On pourrait presque faire la même remarque à propos du centenaire de la naissance du Dr Albert Schweitzer, célébré surtout en Alsace et en Allemagne, qui, pour les uns, demeure le grand docteur blanc et, pour les autres, presque l'image de l'hérésie colonialiste.

Dans ce contexte très tendu mais schématiquement retracé, il est toujours regrettable de perdre des hommes capables de bâtir des ponts de dialogue et de réconciliation comme le fut le pasteur Henry Bruston, enlevé au protestantisme (7 janvier 1975). En fait, cette dualité entre théologie explicite et théologie inductive, entre neutralité politique et engagement politique, s'est vérifiée dans toutes les assemblées protestantes : aussi bien au Congrès international pour l'évangélisation mondiale tenu à Lausanne (21 juillet 1974) par les évangéliques conservateurs où, cependant, une tendance s'est fait jour dans le Message final pour que l'Évangile ne soit plus prêché sans une réelle connaissance de la situation socio-politique des peuples ; aussi bien à l'Assemblée des Églises européennes, dite « de Nyborg », tenue à Engelberg, en Suisse (novembre 1974), avec pour thème central : pratiquer la Parole, qu'aux divers synodes nationaux, dont le Synode de l'Église réformée de France (Martigues, juin 1975), consacré lui aussi à la transmission de l'Évangile, ou même à l'intronisation du Dr Coggan, successeur du Dr Ramsey comme nouvel archevêque de Canterbury et primat de la Communion anglicane (24 janvier 1975).

Nyborg

La Conférence des Églises européennes dite de Nyborg (du nom de la première réunion au Danemark) rassemble les Églises orthodoxes et protestantes de l'Europe de l'Est et de l'Ouest ; des observateurs catholiques y participent. Le Dr André Appel, élu président de l'Église luthérienne d'Alsace et de Lorraine (juin 1974), a été également élu président de la Conférence des Églises européennes en septembre 1974.

Identité

On comprend que, dans une situation aussi nouvelle, le protestantisme cherche à retrouver son identité propre.

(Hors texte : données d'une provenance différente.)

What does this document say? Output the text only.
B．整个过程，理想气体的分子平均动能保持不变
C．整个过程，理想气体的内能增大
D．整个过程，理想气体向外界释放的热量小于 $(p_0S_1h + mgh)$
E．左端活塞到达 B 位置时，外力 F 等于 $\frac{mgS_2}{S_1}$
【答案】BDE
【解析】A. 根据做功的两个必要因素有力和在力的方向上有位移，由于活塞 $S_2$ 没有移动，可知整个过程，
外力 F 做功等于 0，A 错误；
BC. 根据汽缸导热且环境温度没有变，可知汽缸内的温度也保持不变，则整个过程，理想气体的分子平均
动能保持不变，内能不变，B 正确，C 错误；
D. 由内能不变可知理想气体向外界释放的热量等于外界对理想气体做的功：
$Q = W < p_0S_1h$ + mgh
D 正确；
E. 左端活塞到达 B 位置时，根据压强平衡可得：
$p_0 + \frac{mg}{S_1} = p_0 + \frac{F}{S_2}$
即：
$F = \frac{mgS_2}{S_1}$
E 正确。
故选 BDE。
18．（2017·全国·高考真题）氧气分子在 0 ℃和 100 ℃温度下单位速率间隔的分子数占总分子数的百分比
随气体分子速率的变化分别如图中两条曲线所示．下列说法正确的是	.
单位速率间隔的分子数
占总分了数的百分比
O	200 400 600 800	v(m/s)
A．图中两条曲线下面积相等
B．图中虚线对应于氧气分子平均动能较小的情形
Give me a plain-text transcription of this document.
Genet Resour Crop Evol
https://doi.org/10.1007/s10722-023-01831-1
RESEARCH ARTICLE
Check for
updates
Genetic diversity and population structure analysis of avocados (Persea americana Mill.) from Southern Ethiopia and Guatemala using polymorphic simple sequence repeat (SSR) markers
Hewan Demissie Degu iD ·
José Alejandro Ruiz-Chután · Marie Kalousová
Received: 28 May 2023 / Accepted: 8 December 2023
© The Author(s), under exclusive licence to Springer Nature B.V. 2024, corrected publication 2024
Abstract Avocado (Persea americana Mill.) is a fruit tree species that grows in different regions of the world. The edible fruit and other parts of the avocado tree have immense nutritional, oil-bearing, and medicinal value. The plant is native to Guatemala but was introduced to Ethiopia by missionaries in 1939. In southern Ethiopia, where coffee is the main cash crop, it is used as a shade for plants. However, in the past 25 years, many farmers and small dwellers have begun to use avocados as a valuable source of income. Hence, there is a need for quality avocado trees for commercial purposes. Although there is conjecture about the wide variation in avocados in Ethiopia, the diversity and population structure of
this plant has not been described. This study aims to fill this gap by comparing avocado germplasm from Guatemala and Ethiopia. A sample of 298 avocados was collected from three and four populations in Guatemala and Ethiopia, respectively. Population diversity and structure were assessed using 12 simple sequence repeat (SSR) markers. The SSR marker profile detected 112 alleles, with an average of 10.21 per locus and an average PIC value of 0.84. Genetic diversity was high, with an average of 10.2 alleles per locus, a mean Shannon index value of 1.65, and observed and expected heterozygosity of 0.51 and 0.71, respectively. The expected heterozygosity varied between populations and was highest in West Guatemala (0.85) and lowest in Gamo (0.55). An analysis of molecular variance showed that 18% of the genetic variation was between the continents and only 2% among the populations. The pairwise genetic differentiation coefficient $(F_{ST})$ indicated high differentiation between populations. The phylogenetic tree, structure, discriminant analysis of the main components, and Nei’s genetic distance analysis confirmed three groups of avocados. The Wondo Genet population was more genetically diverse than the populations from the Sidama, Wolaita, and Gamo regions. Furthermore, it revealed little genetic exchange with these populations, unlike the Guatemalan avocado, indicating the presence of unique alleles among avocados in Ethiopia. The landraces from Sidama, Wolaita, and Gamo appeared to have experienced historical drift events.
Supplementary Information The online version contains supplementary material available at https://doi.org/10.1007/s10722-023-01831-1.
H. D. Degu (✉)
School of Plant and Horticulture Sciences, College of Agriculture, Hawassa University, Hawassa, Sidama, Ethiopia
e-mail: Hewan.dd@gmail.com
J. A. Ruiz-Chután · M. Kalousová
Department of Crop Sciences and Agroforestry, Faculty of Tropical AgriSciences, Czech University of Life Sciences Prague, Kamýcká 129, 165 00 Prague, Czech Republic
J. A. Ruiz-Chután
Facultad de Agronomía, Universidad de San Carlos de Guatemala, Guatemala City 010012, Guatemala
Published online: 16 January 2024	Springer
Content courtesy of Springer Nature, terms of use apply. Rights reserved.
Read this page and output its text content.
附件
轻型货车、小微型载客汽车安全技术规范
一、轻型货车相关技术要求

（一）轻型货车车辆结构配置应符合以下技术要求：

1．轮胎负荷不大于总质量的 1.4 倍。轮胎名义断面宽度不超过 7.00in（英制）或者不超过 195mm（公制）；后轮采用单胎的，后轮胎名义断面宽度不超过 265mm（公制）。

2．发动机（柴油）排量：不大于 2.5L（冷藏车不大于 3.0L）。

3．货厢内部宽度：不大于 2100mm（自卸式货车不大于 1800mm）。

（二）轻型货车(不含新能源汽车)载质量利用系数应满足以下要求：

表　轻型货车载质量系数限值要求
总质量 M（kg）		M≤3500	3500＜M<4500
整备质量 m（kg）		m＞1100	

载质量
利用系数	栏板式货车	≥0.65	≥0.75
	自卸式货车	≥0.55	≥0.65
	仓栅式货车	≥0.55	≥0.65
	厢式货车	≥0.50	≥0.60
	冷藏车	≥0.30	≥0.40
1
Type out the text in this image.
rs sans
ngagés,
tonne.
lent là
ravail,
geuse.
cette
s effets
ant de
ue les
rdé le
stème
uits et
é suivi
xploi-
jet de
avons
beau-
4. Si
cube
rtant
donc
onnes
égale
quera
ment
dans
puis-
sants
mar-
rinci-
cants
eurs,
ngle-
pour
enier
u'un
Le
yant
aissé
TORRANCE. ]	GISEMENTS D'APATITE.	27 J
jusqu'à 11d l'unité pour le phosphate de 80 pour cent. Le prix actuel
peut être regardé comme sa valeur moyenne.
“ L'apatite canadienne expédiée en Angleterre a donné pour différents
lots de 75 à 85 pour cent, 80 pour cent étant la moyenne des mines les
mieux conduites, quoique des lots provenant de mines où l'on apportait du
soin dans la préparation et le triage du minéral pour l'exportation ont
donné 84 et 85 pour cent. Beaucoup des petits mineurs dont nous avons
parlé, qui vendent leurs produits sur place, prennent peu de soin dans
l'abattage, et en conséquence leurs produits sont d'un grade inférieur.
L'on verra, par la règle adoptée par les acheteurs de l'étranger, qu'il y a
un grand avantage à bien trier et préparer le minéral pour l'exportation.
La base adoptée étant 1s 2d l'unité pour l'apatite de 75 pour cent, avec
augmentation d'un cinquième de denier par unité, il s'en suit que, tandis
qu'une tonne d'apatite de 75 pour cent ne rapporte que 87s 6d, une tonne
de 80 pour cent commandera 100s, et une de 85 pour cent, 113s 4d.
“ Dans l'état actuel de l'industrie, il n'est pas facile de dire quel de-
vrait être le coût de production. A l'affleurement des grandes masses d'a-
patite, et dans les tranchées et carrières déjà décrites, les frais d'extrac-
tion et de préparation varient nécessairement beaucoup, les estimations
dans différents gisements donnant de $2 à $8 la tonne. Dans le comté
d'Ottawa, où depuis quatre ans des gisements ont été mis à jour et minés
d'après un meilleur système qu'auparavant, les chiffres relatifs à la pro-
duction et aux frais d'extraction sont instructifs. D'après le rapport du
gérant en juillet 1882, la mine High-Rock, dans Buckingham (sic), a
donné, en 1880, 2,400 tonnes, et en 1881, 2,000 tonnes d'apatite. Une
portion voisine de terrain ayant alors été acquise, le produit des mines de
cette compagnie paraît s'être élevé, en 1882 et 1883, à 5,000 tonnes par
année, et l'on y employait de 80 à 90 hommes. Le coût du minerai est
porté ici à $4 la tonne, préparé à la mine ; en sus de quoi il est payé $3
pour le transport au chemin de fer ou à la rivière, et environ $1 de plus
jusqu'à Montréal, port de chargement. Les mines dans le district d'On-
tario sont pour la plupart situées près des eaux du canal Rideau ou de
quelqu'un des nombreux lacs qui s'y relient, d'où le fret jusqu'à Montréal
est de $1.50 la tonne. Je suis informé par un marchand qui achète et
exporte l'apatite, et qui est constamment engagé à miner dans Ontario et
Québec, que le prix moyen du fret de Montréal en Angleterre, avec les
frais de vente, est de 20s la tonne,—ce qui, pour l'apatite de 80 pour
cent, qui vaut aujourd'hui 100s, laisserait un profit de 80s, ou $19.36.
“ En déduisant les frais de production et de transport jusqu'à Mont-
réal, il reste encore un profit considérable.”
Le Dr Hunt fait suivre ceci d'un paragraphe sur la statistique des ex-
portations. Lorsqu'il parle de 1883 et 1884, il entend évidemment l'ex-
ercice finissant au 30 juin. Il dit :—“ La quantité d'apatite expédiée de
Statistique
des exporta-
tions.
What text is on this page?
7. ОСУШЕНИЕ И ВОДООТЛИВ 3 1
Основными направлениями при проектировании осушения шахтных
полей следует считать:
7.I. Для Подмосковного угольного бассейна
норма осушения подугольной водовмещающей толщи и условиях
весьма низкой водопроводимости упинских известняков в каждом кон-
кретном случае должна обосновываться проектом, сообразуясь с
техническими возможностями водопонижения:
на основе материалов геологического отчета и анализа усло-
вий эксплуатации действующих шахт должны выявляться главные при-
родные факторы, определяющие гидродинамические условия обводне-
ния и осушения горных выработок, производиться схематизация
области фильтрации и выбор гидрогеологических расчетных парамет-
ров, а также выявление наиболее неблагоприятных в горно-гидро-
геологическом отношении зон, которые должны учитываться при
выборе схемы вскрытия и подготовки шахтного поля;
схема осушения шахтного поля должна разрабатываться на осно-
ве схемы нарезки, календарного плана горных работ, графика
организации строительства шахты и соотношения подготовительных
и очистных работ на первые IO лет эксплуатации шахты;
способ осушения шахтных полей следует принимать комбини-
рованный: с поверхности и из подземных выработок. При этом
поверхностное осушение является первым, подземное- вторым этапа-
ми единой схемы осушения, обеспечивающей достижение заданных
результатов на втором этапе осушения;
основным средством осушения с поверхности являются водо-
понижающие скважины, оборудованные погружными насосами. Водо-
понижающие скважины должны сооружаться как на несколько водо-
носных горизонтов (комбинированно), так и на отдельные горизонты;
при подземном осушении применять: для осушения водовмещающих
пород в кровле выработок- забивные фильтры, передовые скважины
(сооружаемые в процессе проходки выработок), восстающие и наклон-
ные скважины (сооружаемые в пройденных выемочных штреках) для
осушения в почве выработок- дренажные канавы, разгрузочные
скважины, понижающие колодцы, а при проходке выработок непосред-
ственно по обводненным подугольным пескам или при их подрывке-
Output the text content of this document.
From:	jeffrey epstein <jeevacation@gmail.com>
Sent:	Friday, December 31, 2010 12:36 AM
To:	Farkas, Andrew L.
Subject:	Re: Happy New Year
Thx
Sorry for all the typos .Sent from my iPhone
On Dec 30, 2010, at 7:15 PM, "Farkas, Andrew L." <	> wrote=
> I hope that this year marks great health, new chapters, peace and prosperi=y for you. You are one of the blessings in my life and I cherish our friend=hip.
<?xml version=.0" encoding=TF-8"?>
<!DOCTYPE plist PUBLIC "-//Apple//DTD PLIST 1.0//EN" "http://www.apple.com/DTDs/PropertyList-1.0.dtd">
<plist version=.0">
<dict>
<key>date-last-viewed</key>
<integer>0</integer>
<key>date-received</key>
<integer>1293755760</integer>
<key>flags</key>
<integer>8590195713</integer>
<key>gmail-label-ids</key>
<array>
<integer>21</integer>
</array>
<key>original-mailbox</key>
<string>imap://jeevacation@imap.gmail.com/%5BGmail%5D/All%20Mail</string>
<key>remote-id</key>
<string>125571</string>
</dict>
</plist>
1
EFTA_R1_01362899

Il réagit d'ailleurs comme les autres confessions chrétiennes (ou même les religions non chrétiennes).

Cette recherche est paradoxalement une conséquence de l'œcuménisme, car vouloir s'unir aux autres ne peut aboutir qu'à se découvrir soi-même. Ce n'est pas une démarche antiœcuménique, mais une nécessité, comme pour tout mariage durable ! Le meilleur exemple (mais non le seul) est assurément le thème arrêté pour la XVe Assemblée triennale de la Fédération protestante de France (prévue pour novembre 1975) : situation et vocation du protestantisme dans la société française actuelle.

Tous les risques sont possibles avec un tel sujet, à l'étude dans toutes les communautés locales françaises : risques de triomphalisme pour le passé, de défaitisme pour le présent, de narcissisme, d'intellectualisme, etc.

Il n'empêche que ce thème s'est imposé non seulement en raison de la grande mutation de cette époque, mais (conséquence) des nouvelles formes de division.

La même préoccupation s'est imposée aux séminaires et colloques qui ont suivi la Conférence des Églises de toute l'Afrique (CETA, mai 1974), la Conférence des Églises européennes ou les manifestations semblables d'Asie, d'Amérique latine où, contrairement à l'Afrique, l'accent est mis sur ce qu'on nomme « la théologie de la révolution », c'est-à-dire de la libération des opprimés.

Éthique

C'est au niveau des affirmations éthiques que le protestantisme a le mieux établi cette identité et même une certaine unité pluraliste. L'enseignement biblique demeure la base d'une éthique en mouvement pour l'ensemble du protestantisme.

C'est ainsi qu'à propos de débats parlementaires sur la législation de l'interruption de grossesse (France, Allemagne, Autriche, Grande-Bretagne, États-Unis, etc.), sur la contraception (Afrique, Amérique latine...), sur le divorce (Italie, France, Suisse), sur la pastorale des homophiles, sur l'éthique conjugale ou les relations sexuelles libres, etc., le protestantisme est apparu partout comme très différent de l'éthique catholique, orthodoxe, juive ou musulmane.